This research paper explains trends in computation across three eras of machine learning
The three critical components driving the evolution of modern machine learning are computing, data, and algorithmic (ML) advances. The article examines trends in the most easily quantifiable element. Prior to 2010, training calculations grew alongside Moore’s Law, doubling every two years. Since the early 2010s when Deep Learning was first introduced, the training compute rate has accelerated, doubling approximately every six months. At the end of 2015, a new trend emerged. The history of computation in ML has been divided into three eras based on these observations: the pre-deep learning era, the deep learning era, and the large-scale era. The article summarizes the rapidly growing computational requirements for training advanced ML systems.
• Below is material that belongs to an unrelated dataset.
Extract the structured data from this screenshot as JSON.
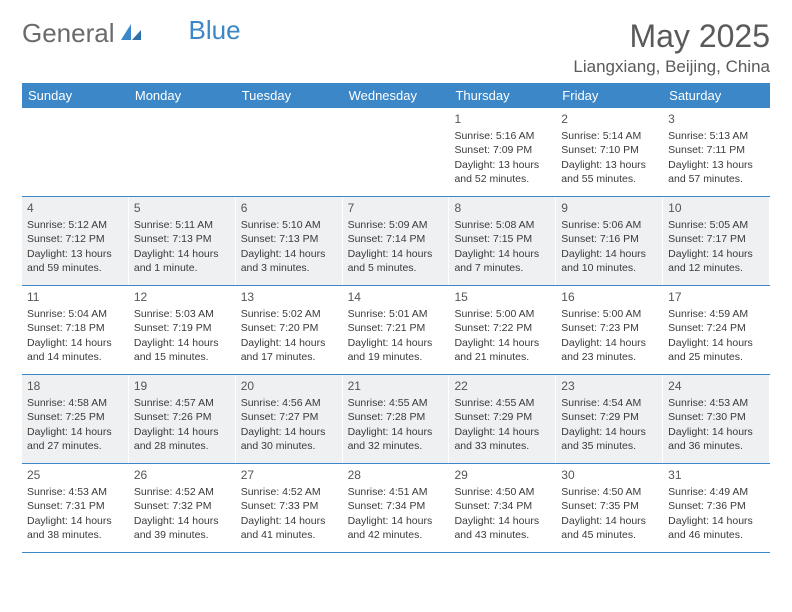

The comparison is made on a dataset of 123 milestone ML systems, annotated with the computation it took to train them. Before Deep Learning took off, there was a period of slow progress. The trend accelerated in 2010 and has not slowed since. Separately, in 2015 and 2016, a new trend of large-scale models appeared, developing at a comparable pace but two orders of magnitude faster than the previous one.
Transition to deep learning
Before and after the advent of Deep Learning, two different trend regimes were observed. Previously, the amount of computing power needed to train machine learning algorithms doubled every 17 to 29 months. As a result, the overall trend is accelerating, doubling every 4-9 months. Moore’s Law, that transistor density doubles every two years (Moore, 1965) – often simplified to double computational performance every two years – essentially matched the trend of the pre-deep learning era . It is unclear when the era of deep learning will begin. The transition from the era of pre-deep learning to the era of deep learning has no noticeable discontinuities. Moreover, the results hardly change if the Deep Learning era started in 2010 or 2012.
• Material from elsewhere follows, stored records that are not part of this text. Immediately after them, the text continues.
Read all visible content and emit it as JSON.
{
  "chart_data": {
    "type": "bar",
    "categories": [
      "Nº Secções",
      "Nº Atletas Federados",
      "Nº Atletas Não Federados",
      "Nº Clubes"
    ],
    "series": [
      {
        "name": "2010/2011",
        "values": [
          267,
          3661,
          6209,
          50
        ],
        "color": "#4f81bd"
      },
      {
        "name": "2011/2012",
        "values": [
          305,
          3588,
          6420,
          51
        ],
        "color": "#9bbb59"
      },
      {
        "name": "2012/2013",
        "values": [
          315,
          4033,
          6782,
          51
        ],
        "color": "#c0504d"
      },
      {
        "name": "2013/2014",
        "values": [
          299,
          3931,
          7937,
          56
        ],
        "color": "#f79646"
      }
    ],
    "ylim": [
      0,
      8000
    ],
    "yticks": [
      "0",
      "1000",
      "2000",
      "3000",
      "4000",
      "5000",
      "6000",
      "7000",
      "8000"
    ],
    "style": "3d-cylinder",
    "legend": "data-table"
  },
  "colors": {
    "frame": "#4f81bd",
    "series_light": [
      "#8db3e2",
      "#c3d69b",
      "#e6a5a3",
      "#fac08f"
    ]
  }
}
Trends in the era of large scale
According to the data, a new trend of large-scale models started in 2015-2016 (see Figure 3). This new trend started at the end of 2015 with AlphaGo and has continued until today. Larger companies with higher training costs could likely break the earlier pattern by training these models on a large scale.
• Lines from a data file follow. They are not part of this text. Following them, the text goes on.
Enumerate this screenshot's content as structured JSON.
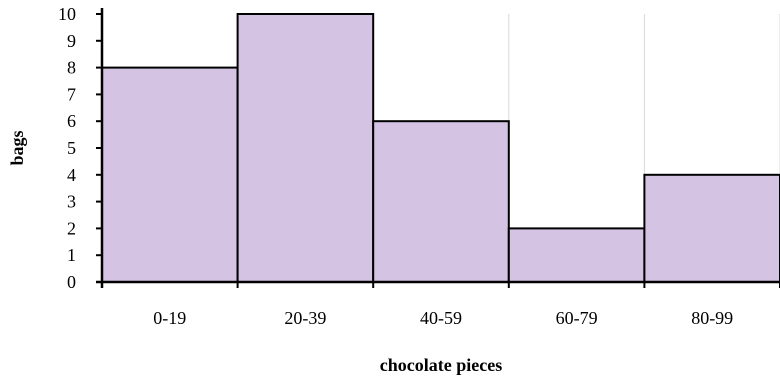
{
  "chart_data": {
    "type": "bar",
    "title": "",
    "xlabel": "chocolate pieces",
    "ylabel": "bags",
    "categories": [
      "0-19",
      "20-39",
      "40-59",
      "60-79",
      "80-99"
    ],
    "values": [
      8,
      10,
      6,
      2,
      4
    ],
    "ylim": [
      0,
      10
    ],
    "yticks": [
      "0",
      "1",
      "2",
      "3",
      "4",
      "5",
      "6",
      "7",
      "8",
      "9",
      "10"
    ],
    "grid": true,
    "legend": "none",
    "colors": {
      "bar_fill": "#d4c3e3",
      "bar_stroke": "#000000",
      "grid": "#d9d9d9",
      "axis": "#000000"
    }
  }
}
Separately, the popularity of regular-scale models was unaffected. This trend is constant and has the same slope before and after 2016, doubling every 5-6 months, as shown in Table 4.4. The increase in computation in large-scale models appears to be slowing, doubling every 9-10 months. The apparent slowdown could be noise since there is little data on these models. The results contrast with Amodei & Hernandez (2018), who found a doubling period of 3.4 months between 2012 and 2018, and Lyzhov (2021), who found a doubling period greater than 2 years between 2018 and 2020. Previous assessments could not distinguish between these two independent patterns since the large-scale trend had just developed.
The findings align with previous research; however, these show more moderate scaling of the training calculations. There is an 18-month doubling time between 1952 and 2010, a 6-month doubling time between 2010 and 2022, and a new trend of large-scale patterns between late 2015 and 2022, which started 2-3 orders of magnitude earlier and had a doubling time of 10 months. To sum up, computation progressed slowly before the era of Deep Learning. With the transition to the era of Deep Learning in 2010, the trend accelerated. At the end of 2015, companies started producing large-scale models that beat the trend, such as AlphaGo, signaling the start of the large-scale era. However, there is no certainty in the distinction between large-scale and regular-scale models, framing the model. The growing role of hardware infrastructure and engineers in computer science education highlights the strategic need for hardware infrastructure and engineers. Access to huge compute budgets or compute clusters and the expertise to use them has become synonymous with cutting-edge ML research.